Vous auriez du vous renseigner un peu avant de publier ça aujourd’hui alors que 10 mois avec sursis sont requis contre des acquittés d’Outreau qui continuent à maltraiter leurs enfants.
Bonsoir,
J’aimerai vous faire part de mon ressenti en tant que français sur cette affaire qui a touché un grand nombre de mes compatriotes. Tout d’abord je préfère le terme de « pédocriminel » à celui de pédophile (question de sémantique). Celui qui aime véritablement les enfants (même d’un point de vue inapproprié, ne leur fera jamais de mal.
L’affaire d’Outreau a été vécue comme un traumatisme, ici, en France, mais sur le coup de l’émotion. Aujourd’hui ne reste que le nom d’une affaire.
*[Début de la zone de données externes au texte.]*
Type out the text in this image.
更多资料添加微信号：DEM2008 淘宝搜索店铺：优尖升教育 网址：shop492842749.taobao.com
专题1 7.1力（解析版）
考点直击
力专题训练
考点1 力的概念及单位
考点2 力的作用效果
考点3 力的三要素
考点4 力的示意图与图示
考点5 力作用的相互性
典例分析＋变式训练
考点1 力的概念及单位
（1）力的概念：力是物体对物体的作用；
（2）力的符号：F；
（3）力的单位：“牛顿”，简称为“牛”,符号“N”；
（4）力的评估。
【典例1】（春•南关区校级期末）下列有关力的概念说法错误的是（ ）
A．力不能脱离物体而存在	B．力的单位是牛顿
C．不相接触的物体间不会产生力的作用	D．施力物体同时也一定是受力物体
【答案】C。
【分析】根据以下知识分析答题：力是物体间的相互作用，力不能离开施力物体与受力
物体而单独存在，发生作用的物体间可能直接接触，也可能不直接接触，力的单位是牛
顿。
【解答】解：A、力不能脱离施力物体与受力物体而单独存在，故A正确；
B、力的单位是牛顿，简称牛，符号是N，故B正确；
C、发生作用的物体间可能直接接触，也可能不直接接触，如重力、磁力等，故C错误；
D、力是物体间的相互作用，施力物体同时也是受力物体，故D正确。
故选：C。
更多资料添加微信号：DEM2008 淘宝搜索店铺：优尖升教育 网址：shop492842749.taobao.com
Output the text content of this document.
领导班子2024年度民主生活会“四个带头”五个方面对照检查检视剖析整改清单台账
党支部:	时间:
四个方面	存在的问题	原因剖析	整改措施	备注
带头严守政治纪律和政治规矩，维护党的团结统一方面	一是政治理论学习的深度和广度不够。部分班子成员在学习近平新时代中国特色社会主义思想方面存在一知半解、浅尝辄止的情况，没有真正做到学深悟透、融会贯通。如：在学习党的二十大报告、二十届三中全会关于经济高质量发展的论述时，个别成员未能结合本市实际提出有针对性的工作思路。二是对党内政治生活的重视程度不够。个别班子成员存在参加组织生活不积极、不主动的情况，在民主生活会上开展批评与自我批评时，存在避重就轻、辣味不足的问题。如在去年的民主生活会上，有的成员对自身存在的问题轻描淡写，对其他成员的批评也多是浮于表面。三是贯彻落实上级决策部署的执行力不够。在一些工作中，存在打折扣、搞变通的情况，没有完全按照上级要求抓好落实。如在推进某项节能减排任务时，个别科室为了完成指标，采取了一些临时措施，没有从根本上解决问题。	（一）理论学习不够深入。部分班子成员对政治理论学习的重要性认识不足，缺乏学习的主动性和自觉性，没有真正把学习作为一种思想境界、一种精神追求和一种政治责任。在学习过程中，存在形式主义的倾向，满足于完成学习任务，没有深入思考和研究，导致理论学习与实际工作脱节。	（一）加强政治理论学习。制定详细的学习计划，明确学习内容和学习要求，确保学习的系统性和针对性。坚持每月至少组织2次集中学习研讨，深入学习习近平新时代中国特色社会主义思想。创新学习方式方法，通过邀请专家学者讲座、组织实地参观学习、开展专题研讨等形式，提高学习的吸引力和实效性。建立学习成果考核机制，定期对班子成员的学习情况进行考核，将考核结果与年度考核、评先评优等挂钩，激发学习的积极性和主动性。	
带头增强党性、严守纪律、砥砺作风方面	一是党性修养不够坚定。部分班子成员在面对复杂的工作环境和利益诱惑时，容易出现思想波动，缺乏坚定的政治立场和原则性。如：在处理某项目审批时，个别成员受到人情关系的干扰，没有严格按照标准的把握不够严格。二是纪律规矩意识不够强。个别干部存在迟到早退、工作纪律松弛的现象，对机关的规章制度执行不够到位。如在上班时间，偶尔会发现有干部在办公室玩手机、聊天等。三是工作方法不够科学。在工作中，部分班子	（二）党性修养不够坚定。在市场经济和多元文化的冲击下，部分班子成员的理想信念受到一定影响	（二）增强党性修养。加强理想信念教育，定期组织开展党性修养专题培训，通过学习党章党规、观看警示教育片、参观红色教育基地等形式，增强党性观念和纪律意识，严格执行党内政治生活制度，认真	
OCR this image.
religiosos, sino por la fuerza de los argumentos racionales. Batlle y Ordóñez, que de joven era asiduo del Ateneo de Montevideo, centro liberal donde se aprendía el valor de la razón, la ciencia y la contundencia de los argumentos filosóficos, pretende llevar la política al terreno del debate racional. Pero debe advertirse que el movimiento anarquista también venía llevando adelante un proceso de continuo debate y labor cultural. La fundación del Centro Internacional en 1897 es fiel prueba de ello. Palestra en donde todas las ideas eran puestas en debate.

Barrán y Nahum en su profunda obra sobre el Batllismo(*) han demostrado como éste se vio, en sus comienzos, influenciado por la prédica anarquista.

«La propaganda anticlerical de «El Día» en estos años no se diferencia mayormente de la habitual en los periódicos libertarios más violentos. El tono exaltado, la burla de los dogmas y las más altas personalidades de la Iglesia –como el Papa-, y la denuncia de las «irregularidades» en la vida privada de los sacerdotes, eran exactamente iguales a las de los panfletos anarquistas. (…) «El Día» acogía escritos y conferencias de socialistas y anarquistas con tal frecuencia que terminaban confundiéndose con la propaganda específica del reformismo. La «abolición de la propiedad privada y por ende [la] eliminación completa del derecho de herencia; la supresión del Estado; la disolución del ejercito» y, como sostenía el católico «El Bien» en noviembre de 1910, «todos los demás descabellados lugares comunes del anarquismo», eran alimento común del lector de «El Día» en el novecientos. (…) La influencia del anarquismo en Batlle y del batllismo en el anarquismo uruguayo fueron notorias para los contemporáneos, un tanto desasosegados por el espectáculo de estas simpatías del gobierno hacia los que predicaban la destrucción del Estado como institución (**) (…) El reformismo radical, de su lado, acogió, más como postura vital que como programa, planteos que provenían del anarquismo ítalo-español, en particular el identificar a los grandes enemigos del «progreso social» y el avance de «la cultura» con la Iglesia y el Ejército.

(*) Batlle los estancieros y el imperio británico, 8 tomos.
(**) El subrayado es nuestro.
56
Ceux-là mêmes qui criaient haro sur les « coupables » sont hélas les mêmes qui réclamaient justice contre le juge ! Nous avons accordé, face à nos peurs, tellement de crédibilité aux témoignages des enfants, que nous n’avons jamais imaginé qu’ils puissent être manipulés ! Cela fût hélas le cas. Des innocents ont payé le prix fort. Aujourd’hui nos Sociétés ont tellement de peurs irrationnelles à contenir, qu’on en vient à chercher des exutoires dans cet irrationnel. On se focalise sur la pédophilie des religieux, alors que cette abomination existe depuis que l’homme existe. Quand je lis les commentaires sur ces affaires, Dieu merci que la justice « populiste » ne s’exerce pas ! Je n’ai hélas pas la solution à ce problème. Mais je vis dans un pays qui ne conçoit plus la peine de mort comme une solution, comme si elle était le seul remède à tous les maux, justice des faibles d’esprit. La solution se trouve dans notre capacité à dépasser nos peurs, à comprendre. Eliminer un monstre, n’empêchera pas d’autres monstres hélas. Nos sociétés ont une mémoire à court terme et réagissent sur l’émotion que manipulent nos politiques en mal de suffrages. Nous ne cherchons hélas de solution que dans le court terme, préférant le répressif au curatif. En France aujourd’hui, Outreau n’est plus qu’un nom, vite oublié passée l’émotion instantanée. Ces films ne présentent qu’un parti pris, manipulés par une musique et des scénari propres à guider nos consciences, pour peu que nous n’ayons plus (ou pas) notre indépendance d’esprit. La pédophilie est un fléau (pas nouveau) que l’on ne combat pas à coup de populisme électoralo-politique !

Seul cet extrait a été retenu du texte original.